Der Bereich des KIT-Eingangs soll im Rahmen des Sanierungsprogramms in der östlichen Kaiserstraße mehr eingebunden werden.
Der Bereich des KIT-Eingangs soll im Rahmen des Sanierungsprogramms in der östlichen Kaiserstraße mehr eingebunden werden.
Bild: flk
Karlsruhe saniert sich: Das kommt die kommenden Jahre auf uns zu
Karlsruhe
09.05.2016 07:00
An vielen Stellen in Karlsruhe ist es sichtbar: Der Zahn der Zeit hat an Gebäuden und Plätzen genagt. Um dem entgegenzuwirken, verfolgt die Stadt Karlsruhe bereits seit geraumer Zeit das Ziel, nach und nach einzelne Gebiete zu sanieren. Viel ist schon passiert - aber vieles kommt auf die Karlsruhe noch in den kommenden Jahren zu.

Bereits 1971 wurde in Karlsruhe das erste Sanierungsgebiet ausgewiesen. Rund um die Zähringerstraße wurden im "Dörfle" die Grundstücke neu geordnet und Gebäude modernisiert. Es war nicht das einzige Sanierungsgebiet: Es folgten unter anderem die Durlacher Altstadt, die Eingänge des Hauptbahnhofs und weitere Teile der Innenstadt. Doch damit ist noch lange nicht Schluss: In der Fächerstadt wird aktuell kräftig weiter saniert.

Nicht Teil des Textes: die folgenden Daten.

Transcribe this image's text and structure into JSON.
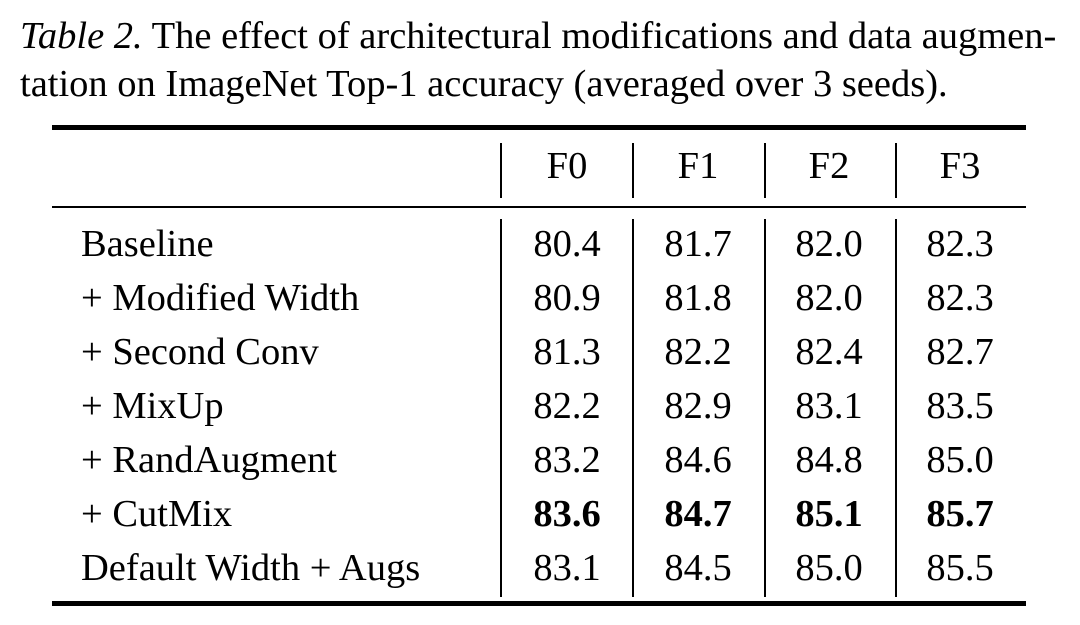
{
  "caption": {
    "label": "Table 2.",
    "line1": " The effect of architectural modifications and data augmen-",
    "line2": "tation on ImageNet Top-1 accuracy (averaged over 3 seeds)."
  },
  "table": {
    "columns": [
      "F0",
      "F1",
      "F2",
      "F3"
    ],
    "rows": [
      {
        "label": "Baseline",
        "values": [
          "80.4",
          "81.7",
          "82.0",
          "82.3"
        ],
        "bold": false
      },
      {
        "label": "+ Modified Width",
        "values": [
          "80.9",
          "81.8",
          "82.0",
          "82.3"
        ],
        "bold": false
      },
      {
        "label": "+ Second Conv",
        "values": [
          "81.3",
          "82.2",
          "82.4",
          "82.7"
        ],
        "bold": false
      },
      {
        "label": "+ MixUp",
        "values": [
          "82.2",
          "82.9",
          "83.1",
          "83.5"
        ],
        "bold": false
      },
      {
        "label": "+ RandAugment",
        "values": [
          "83.2",
          "84.6",
          "84.8",
          "85.0"
        ],
        "bold": false
      },
      {
        "label": "+ CutMix",
        "values": [
          "83.6",
          "84.7",
          "85.1",
          "85.7"
        ],
        "bold": true
      },
      {
        "label": "Default Width + Augs",
        "values": [
          "83.1",
          "84.5",
          "85.0",
          "85.5"
        ],
        "bold": false
      }
    ]
  }
}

Im Schlachthof, Mühlburg und Rintheim laufen die Arbeiten

 

Zwei Projekte der Stadtsanierung befinden sich aktuell in der Endphase. Der ehemalige Schlachthof wurde im Rahmen des Bund- und Länderprogramms "Stadtumbau West" umgestaltet. Entstanden ist ein Areal der Kultur und Kreativität. Doch so manches Gebäudes steht noch aktuell noch leer - und das will die Stadt in den kommenden Jahren ändern.

 

Auch in Mühlburg wurden eine Reihe städtebaulicher Missstände festgestellt: Unzureichende Radwegverbindungen, veraltete Substanz an Häusern und Straßen. Mit Sanierungsfördermitteln von Bund und Land in Höhe von 2,2 Millionen Euro wurde das Gebiet rund um die Rheinstraße wieder hergerichtet. Bis auf kleinere Nachbesserungsarbeiten sind die Baustellen hier erledigt.

Eine weitere Baustelle: Noch bis nächstes Jahr soll das Gebiet "Rintheimer Feld" saniert werden. Das Hauptaugenmerk wurde auf die Aufwertung von öffentlichen Räumen gelegt. Mittels einer neuen Anordnung wurde die Trennwirkung der Mannheimer Straße reduziert. Leerstehende Räume werden nun beispielsweise als Jugendtreff genutzt.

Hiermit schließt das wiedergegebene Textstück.